Processed data (e.g., query results, event notifications, etc.) must be passed on to the 
user as soon as they are available. Furthermore, because the system is interactive, a 
user may choose to modify the query on the basis of previously returned information 
or other factors. Thus, the system must be able to gracefully adjust to changes in the 
needs of the users [HACO-i-99]. 

The Telegraph project at UC Berkeley [HFCD-l-00] is investigating these issues 
through the development of an adaptive dataflow processing engine. Telegraph uses a 
novel approach to query execution based on eddies , which are dataflow control 
structures that route data to query operators on an item-by-item basis [AHOO]. 
Telegraph does not rely upon a traditional query plan, but rather, allows the plan to 
develop and adapt during the execution. For queries over continuous streams of data. 
the system can continually adapt to changes in the data arrival rates, data 
characteristics, and the availability of processing, storage, and communication 
resources. 

In addition to novel control structures. Telegraph also employs non-blocking, 
symmetric query processing operators, such as XJoins [UFOO] and Ripple Joins 
[HH99], which can cope with changing and unpredictable arrival of their input data. 
The challenges being addressed in the Telegraph project include the development of 
cluster-based and wide-area implementations of the processing engine, the design of 
fault-tolerance mechanisms (particularly for long-running queries), support for 
continuous queries over sensor data and for profile-based information dissemination, 
and user interface issues. 

Conclusions 

Ubiquitous computing is a compelling vision for the future that is moving closer to 
realization at an accelerating pace. The combination of global wireless and wired 
connectivity along with increasingly small and powerful devices enables a wide array 
of new applications that will change the nature of computing. Beyond new devices 
and communications mechanisms, however, the key technology that is required to 
make ubiquitous computing a reality is data management. Data lies at the heart of all 
ubiquitous computing applications, but these applications and environments impose 
new and challenging requirements for data management technology. 

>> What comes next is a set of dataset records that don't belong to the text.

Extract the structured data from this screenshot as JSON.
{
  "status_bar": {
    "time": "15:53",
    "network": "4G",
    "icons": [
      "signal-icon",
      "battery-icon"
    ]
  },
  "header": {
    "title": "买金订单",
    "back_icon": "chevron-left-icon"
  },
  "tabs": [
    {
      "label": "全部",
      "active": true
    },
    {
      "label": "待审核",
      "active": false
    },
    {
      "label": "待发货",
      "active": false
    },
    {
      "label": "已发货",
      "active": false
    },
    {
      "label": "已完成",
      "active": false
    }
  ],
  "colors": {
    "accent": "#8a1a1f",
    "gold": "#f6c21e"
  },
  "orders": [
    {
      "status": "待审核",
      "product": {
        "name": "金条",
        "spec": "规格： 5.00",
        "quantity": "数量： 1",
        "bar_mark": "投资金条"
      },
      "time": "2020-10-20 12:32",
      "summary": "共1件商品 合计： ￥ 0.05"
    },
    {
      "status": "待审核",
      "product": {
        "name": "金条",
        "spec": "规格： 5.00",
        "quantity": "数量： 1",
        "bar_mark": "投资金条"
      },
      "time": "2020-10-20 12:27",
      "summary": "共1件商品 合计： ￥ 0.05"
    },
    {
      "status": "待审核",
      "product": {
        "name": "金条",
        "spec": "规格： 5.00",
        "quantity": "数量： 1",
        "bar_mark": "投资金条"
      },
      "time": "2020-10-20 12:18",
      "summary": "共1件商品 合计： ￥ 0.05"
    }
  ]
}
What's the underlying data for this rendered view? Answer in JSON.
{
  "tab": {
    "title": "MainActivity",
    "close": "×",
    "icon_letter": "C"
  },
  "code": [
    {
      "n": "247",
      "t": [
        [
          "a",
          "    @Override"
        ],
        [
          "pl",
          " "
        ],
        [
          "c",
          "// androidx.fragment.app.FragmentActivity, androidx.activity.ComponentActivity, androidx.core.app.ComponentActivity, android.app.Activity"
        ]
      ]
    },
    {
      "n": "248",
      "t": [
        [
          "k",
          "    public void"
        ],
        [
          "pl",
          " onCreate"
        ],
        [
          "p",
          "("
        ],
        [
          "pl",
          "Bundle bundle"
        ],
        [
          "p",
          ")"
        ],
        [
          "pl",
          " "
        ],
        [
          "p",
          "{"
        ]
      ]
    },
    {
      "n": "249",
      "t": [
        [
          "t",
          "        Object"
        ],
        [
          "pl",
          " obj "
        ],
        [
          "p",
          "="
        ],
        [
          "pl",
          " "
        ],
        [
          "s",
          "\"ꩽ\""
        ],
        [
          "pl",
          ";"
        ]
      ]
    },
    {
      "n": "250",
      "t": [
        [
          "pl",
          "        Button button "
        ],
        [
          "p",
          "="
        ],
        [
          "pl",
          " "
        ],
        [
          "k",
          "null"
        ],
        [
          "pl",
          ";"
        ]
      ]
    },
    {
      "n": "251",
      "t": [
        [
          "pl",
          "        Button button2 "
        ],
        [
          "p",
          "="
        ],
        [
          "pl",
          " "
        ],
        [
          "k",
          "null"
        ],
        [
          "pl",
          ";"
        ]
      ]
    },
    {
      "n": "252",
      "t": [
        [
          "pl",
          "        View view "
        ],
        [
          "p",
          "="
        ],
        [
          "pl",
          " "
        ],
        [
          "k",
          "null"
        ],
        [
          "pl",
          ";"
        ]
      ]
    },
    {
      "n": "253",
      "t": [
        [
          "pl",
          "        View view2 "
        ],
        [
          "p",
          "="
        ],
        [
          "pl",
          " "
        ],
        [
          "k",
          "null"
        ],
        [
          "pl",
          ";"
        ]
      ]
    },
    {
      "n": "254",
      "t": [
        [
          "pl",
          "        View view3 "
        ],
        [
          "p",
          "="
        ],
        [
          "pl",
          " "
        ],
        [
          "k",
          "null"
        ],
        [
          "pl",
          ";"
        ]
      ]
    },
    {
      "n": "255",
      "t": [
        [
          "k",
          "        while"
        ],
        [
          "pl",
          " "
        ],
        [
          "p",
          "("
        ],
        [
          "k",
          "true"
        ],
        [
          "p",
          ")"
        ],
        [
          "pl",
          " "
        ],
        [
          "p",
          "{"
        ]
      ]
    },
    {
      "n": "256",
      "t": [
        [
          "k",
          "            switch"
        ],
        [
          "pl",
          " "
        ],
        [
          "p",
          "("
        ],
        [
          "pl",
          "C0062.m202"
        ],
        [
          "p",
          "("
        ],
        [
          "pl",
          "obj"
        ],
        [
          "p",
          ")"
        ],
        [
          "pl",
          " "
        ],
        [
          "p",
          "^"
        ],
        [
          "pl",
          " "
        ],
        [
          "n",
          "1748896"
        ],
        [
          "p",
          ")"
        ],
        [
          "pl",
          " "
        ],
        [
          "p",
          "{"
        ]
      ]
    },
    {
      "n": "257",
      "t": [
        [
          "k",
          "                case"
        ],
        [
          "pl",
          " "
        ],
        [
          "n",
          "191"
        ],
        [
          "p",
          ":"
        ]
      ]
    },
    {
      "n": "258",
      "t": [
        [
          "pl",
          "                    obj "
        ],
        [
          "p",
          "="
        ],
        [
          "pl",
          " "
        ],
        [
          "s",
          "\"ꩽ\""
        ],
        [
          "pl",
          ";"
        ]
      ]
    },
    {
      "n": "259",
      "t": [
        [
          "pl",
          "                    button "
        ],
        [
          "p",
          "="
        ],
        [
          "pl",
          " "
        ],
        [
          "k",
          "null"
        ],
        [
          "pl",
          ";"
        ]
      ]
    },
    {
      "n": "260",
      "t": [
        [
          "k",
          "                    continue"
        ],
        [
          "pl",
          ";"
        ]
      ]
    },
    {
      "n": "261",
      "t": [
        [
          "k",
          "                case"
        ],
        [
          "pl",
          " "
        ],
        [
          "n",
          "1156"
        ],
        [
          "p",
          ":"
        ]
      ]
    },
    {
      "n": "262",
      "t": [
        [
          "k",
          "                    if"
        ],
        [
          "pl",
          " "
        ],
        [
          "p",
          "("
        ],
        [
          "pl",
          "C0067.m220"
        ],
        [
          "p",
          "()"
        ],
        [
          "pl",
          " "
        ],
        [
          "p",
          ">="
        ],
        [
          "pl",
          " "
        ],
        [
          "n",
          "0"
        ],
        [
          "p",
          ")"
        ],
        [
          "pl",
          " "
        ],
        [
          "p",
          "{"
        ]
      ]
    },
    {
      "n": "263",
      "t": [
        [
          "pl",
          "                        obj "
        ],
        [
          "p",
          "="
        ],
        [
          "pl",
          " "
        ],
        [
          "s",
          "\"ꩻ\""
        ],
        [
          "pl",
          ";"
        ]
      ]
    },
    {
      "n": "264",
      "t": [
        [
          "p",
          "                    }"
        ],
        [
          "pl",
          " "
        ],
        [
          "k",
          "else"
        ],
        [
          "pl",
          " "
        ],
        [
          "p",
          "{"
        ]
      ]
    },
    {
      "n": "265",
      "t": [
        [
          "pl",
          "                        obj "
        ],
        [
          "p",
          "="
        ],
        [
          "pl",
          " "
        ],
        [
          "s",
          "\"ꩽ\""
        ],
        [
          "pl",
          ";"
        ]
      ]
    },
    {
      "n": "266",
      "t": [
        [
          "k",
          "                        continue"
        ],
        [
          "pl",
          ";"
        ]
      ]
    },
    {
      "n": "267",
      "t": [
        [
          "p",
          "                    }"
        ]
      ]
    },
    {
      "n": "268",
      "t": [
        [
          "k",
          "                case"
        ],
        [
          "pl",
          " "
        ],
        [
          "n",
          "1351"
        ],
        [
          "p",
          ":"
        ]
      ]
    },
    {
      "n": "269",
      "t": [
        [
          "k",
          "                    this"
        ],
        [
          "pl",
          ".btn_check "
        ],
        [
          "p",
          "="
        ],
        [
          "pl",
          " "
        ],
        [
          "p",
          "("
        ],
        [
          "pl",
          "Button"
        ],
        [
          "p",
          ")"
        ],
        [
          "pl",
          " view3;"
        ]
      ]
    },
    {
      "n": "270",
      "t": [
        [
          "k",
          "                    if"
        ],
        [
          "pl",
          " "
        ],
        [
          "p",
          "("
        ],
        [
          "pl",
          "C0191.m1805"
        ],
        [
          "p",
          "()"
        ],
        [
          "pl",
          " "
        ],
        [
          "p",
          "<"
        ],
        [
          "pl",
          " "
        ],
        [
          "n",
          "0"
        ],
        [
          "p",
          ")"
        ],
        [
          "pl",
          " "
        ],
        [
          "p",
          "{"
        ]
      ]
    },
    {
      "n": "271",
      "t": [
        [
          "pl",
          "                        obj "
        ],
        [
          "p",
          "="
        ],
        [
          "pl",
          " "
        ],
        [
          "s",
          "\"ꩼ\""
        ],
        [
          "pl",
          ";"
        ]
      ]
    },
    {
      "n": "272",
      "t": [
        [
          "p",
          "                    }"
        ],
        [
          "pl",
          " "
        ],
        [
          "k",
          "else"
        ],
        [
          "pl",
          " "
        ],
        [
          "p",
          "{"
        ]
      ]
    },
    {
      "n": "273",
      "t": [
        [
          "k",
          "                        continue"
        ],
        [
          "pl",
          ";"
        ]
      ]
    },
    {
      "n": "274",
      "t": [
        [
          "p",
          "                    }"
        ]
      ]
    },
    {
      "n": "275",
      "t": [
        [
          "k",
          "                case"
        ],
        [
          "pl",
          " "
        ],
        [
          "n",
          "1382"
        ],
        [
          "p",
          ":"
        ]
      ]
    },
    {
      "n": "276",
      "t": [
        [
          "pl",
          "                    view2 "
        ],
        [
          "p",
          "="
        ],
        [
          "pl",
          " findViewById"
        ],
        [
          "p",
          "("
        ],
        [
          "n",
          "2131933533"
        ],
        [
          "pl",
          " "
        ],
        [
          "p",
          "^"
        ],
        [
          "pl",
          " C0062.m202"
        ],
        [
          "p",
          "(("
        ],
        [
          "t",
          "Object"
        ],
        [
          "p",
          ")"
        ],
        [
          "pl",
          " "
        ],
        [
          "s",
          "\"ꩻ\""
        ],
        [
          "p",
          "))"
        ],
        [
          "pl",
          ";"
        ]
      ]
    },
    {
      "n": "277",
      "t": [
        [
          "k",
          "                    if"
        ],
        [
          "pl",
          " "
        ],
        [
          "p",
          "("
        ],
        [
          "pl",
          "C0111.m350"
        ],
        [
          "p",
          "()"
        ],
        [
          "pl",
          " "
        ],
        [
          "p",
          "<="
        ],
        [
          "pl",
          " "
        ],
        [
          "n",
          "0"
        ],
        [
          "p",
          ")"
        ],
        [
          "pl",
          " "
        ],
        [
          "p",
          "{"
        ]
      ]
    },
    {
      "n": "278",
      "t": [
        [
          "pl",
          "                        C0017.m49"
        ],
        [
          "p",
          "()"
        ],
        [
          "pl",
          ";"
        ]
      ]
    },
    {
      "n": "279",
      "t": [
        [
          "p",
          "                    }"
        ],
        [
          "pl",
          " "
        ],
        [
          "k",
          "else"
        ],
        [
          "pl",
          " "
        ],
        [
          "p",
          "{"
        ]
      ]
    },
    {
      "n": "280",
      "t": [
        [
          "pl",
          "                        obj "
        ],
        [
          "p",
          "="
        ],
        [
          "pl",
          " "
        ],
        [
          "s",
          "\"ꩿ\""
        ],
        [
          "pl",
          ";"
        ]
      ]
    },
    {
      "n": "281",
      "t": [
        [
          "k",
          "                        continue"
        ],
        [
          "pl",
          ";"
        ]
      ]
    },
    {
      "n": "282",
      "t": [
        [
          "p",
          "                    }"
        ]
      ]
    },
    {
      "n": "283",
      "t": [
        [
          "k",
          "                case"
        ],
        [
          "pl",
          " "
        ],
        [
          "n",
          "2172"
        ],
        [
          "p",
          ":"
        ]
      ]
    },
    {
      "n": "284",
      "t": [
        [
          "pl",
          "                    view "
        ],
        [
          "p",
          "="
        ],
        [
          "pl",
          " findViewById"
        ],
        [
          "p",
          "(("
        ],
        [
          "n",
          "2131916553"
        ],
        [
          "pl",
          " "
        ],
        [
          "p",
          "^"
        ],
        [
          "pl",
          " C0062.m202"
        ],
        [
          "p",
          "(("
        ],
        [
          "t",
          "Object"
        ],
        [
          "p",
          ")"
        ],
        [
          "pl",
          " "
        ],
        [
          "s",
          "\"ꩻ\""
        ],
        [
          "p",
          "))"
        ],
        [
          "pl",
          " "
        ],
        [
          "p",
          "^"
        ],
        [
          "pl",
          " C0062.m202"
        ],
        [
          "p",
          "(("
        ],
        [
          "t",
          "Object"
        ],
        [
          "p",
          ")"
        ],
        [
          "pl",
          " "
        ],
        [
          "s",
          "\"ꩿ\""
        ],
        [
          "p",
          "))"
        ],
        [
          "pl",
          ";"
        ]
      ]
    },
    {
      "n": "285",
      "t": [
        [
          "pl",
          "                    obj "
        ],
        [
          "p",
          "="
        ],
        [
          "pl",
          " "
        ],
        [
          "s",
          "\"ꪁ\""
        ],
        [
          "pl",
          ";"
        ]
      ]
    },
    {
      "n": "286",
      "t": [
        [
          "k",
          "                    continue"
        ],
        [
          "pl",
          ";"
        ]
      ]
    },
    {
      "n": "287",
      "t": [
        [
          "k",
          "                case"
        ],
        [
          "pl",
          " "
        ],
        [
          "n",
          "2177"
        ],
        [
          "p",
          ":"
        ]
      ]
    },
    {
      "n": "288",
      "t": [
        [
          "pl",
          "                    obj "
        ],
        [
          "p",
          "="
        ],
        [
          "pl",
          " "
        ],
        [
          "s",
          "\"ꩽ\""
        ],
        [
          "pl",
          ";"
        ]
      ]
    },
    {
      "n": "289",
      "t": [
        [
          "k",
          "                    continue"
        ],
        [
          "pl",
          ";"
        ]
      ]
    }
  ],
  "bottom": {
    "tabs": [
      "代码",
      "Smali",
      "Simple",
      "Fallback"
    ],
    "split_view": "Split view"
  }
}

In this short paper, I have tried to outline the key aspects of ubiquitous computing 
from a data management perspective. These aspects were organized into three 
categories: 1) support for mobility, 2) context-awareness, and 3) support for 
collaboration. I then examined each of these to determine a set of requirements that 
they impose on data management. The over-riding issue that stems from all of these 
is the need for adaptivity. Thus, traditional data management techniques, which tend 
to be static and fairly rigid, must be rethought in light of this emerging computing 
environment. 

I also described two on-going projects that are re-examining key aspects of data 
management techniques: the DataRecharging project, which aims to provide data 
synchronization and dissemination of highly relevant data for mobile users based on 
the processing of sophisticated user profiles; and the Telegraph project, which is 
developing a dynamic dataflow processing engine to efficiently and adaptively 
process streams of data from a host of sources ranging from web sources to networks 
of sensors. 

Of course, there are a number of very important data management issues that have 
not been touched upon in this short paper. First of all, the ability to interoperate 
among multiple applications and types of data will depend on standards for data- 
interchange, resource discovery, and inter-object communication. Great strides are 
being made in these areas, and the research issues are only a small part of the effort 
involved in the standardization process. Another important area, in which on-going 
research plays a central role, is the development of global-scale, secure and archival 
information storage utilities. An example of such a system is the OceanStore utility, 
currently under development at UC Berkeley [KBCC+00].